03 abril 2007

ESTA VELHA ANGÚSTIA

*
Esta velha angústia,
Esta angústia que trago há séculos em mim,
Transbordou da vasilha,
Em lágrimas, em grandes imaginações,
Em sonhos em estilo de pesadelo sem terror,
Em grandes emoções súbitas sem sentido nenhum.

Transbordou.
Mal sei como conduzir-me na vida
Com este mal-estar a fazer-me pregas na alma!
Se ao menos endoidecesse deveras!
Mas não: é este estar entre,
Este quase,
Este poder ser que...,
Isto.

Um internado num manicómio é, ao menos, alguém,
Eu sou um internado num manicómio sem manicómio.
Estou doido a frio,
Estou lúcido e louco,
Estou alheio a tudo e igual a todos:
Estou dormindo desperto com sonhos que são loucura
Porque não são sonhos.
Estou assim...

Pobre velha casa da minha infância perdida!
Quem te diria que eu me desacolhesse tanto!
Que é do teu menino? Está maluco.
Que é de quem dormia sossegado sob o teu teto provinciano?
Está maluco.
Quem de quem fui? Está maluco. Hoje é quem eu sou.
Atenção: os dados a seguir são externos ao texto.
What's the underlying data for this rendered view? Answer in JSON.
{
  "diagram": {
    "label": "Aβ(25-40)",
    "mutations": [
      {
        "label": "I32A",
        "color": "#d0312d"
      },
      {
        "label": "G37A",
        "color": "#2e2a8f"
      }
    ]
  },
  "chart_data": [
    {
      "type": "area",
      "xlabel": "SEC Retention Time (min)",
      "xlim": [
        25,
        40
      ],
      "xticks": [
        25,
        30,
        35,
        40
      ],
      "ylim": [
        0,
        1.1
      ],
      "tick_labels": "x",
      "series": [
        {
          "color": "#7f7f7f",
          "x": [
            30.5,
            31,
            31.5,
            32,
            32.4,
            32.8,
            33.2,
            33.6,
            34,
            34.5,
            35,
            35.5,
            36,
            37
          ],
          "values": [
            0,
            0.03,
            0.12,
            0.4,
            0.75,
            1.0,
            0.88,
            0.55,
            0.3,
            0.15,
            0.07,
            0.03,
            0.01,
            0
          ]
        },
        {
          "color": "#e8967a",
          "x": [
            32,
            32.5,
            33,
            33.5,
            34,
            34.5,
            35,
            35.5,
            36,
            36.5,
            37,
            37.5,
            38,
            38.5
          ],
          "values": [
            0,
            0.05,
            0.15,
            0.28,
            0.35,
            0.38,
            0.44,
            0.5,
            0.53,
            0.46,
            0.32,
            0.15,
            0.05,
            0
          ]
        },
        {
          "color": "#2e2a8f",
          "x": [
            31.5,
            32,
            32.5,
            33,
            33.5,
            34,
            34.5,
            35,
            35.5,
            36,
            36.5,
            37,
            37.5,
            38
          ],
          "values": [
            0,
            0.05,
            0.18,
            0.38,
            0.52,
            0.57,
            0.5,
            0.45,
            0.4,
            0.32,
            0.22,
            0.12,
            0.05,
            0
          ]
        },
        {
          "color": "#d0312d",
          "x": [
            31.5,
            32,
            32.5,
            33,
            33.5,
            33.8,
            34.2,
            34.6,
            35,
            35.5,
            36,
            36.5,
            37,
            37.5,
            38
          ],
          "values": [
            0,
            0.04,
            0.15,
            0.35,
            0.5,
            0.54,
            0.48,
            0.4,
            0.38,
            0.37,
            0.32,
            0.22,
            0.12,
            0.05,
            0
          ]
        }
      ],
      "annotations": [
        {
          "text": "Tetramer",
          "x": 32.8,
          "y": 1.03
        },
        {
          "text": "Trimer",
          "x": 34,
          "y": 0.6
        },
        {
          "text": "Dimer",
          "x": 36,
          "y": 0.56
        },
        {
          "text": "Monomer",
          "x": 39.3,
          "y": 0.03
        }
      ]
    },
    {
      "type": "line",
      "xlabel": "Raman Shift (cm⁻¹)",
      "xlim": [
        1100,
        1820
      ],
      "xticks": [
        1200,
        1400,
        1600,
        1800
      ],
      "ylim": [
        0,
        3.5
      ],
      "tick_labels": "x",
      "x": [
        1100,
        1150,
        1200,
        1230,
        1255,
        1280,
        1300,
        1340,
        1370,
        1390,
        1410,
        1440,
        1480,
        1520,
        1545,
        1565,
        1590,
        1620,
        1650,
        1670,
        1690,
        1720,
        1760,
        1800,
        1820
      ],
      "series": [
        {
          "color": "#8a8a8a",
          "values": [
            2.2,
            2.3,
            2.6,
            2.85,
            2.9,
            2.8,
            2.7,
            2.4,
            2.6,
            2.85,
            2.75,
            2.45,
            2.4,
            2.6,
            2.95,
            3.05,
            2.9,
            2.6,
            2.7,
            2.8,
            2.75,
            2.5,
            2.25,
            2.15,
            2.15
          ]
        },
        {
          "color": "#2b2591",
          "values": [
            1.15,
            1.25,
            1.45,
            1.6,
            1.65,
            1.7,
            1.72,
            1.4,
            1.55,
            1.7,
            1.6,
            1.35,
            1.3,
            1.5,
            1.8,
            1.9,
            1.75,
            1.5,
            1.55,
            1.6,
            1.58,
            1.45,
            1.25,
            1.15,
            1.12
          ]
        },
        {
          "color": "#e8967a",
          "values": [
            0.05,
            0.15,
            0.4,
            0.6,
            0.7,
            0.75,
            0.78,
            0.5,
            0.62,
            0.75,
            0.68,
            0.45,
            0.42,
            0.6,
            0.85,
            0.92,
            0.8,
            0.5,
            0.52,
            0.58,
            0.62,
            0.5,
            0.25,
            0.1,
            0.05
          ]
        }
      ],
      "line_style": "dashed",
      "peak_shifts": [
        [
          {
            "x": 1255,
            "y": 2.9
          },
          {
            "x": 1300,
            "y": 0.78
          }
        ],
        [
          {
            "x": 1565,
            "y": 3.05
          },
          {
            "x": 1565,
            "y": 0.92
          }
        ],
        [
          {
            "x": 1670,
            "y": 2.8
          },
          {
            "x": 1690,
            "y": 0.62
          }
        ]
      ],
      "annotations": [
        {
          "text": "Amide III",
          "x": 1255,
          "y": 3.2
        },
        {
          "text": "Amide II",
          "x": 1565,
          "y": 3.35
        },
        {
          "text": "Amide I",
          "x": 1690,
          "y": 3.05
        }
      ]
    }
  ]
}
Se ao menos eu tivesse uma religião qualquer!
Por exemplo, por aquele manipanso
Que havia em casa, lá nessa, trazido de África.
Era feiíssimo, era grotesco,
Mas havia nele a divindade de tudo em que se crê.
Se eu pudesse crer num manipanso qualquer -
Júpiter, Jeová, a Humanidade -
Qualquer serviria,
Pois o que é tudo senão o que pensamos de tudo?

Estala, coração de vidro pintado!

Álvaro de Campos

1 comentário:

Anónimo disse...

Revejo-te nos olhos brilhando
para além da lua.
Encaro-te no sorriso aguçado
de serranias
e abraço-te no silêncio
do vento quente
que vem da raia a salto.

Encontro-te na poesia
dita em palavras que rasgam
a tristeza e a alegria
que se encontram
lá onde a maresia não chegou
em aromas de antípodas
desconhecidos e perdidos.

Guardo-te no ondular da amizade
que brota das fontes
de juventude que nunca houve
em água acreditada no meio
do quotidiano compasssado
com flores esquecidas nas jarras
de mármore amarelado.

E à noite, quando é a hora
de regressar ao vinho
que perpetua o sono nas noites
sem destino nem luz ténue
É sempre um amigo que me carrega
às costas fortes de beirão
se for preciso ligar o motor
da amizade que nos sustenta! - PARA O LUÍS BEIRÃO DO AMIGO R.T.